Ingredient  Skin Benefits
Vitamin A (beta-Carotene) Helps maintain the health and strucureof the skin and regulates growth of skin cells. Beta-Carotene helps protect the cell membrane and stimulate cell division.
Vitamin C Essential for the production of collagen, may help provide strong framework for tissue repair, helps skin regenerate.
Vitamin E Helps protect cells from oxidative damage and wrinkling.
Riboflavin (Vitamin B2) A component of coenzymes involved in metabolic pathway in the body. Deficiency may produce a defect in collagen synthesis.
Pyridoxine (Vitamin B6) Plays a role in more than 100 enzyme reactions, including amino acid and essential fatty acid metabolism.
Folate (folic acid) Folic acid is needed for healthy cell division and for protein and DNA synthesis. It also works with Vitamin B12 to produce red blood cells 
Biotin A water soluble B vitamin, biotin is necessary for metabolism and growth in humans. It aids in the metabolism of protein, fats, and carbohydrates. Healthy skin and nails require biotin.
Zinc Zinc assists in tissue and cell growth; it helps in wound repair.
Selenium Selenium is an antioxidant that preserves tissue elasticity; helps retard aging and hardening of tissue through oxidation.
Copper Copper is necessary for the absorption and utilization of iron and helps vitamin C to form elastin throughout the body. 
Manganese An antioxidant nutrient, manganese is important in the production of energy; it is necessary for the metabolism of vitamin B1 and vitamin E.

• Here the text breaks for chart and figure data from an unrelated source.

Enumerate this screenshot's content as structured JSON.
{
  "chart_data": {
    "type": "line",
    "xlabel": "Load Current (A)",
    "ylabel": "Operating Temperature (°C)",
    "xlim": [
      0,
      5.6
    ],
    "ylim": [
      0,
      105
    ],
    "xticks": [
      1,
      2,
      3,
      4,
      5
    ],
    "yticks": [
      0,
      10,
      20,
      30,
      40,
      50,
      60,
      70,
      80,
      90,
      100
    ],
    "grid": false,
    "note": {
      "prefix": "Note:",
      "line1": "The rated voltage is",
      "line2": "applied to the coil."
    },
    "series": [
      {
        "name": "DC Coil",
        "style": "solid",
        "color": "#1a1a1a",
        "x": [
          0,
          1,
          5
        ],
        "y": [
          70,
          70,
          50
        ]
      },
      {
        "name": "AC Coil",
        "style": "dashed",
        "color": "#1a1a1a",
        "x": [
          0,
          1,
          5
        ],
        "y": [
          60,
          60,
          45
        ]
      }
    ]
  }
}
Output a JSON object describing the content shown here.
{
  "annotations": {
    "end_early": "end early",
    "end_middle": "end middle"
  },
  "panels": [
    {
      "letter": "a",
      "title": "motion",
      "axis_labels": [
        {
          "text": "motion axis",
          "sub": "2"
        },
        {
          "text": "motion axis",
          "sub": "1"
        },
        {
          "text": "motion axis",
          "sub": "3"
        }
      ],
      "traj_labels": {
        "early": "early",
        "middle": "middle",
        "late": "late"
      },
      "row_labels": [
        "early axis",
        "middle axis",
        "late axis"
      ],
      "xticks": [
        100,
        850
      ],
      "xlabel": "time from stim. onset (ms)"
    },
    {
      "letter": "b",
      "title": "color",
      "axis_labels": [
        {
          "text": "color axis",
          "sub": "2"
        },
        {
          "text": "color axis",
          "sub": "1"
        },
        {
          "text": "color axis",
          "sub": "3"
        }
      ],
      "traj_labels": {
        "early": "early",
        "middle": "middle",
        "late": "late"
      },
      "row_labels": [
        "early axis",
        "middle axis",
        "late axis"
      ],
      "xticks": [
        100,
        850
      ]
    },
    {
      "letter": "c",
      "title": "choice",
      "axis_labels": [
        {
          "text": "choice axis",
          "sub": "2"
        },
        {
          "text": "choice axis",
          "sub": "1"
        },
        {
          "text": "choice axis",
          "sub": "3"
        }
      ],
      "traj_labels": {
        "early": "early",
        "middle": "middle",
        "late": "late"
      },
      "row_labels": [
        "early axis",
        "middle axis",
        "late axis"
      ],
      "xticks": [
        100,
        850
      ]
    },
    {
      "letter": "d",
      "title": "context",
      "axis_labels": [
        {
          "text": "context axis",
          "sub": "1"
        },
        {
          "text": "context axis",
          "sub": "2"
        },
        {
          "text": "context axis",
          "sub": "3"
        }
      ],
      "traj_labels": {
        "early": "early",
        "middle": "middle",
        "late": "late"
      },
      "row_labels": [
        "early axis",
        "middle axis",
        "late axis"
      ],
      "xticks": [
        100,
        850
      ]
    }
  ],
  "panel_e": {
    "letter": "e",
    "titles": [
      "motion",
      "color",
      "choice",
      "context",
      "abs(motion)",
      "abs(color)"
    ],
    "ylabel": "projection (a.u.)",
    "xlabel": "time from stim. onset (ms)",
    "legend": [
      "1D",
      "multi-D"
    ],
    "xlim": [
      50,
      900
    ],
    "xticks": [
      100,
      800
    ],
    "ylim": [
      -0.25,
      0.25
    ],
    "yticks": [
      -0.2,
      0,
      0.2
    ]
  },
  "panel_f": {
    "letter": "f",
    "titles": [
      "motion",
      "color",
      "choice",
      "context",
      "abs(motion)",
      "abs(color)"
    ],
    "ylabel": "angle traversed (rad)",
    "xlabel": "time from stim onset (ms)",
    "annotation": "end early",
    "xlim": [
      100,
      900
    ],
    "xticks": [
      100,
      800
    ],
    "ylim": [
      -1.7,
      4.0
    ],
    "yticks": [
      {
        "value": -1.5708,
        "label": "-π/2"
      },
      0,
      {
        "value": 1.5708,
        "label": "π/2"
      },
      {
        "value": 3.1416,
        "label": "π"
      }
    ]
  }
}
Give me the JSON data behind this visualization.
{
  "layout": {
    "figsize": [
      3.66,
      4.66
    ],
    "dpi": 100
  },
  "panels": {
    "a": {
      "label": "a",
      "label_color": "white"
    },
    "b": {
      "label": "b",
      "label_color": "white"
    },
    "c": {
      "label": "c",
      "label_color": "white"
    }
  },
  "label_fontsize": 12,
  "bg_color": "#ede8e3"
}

Chromium Works with insulin in stabilizing blood sugar levels and may reduce cholesterol and triglyceride levels.
Calcium Important for keeping bones strong and healthy. Practically every cell in the body including heart nerves and muscles, rely on calcium to function properly. 
Silicon A trace element, silicon may be involved in the development of cartilage. Contributes to the resilience of connective tissue and the calcification of bone.
Lycopene Lycopene is one of the most potent antioxidants.
Healthy Skin Tips

Here are some simple rules for maintaining healthy skin:

Drink plenty of water
Get enough sleep
Exercise
Reduce stress
Avoid smoking tobacco
Limit alcohol consumption
Eat a healthy diet
See your dermatologist routinely
Take a daily multivitamin/multimineral with dermal specific micronutrients
Take Good Care of Your Skin…the Beauty Begins from the Inside Out!
Note: All information on this website is intended for your general knowledge only and is not a substitute for medical advice or treatment for a specific medical condition. Please consult your physician if you have questions or concerns regarding your health.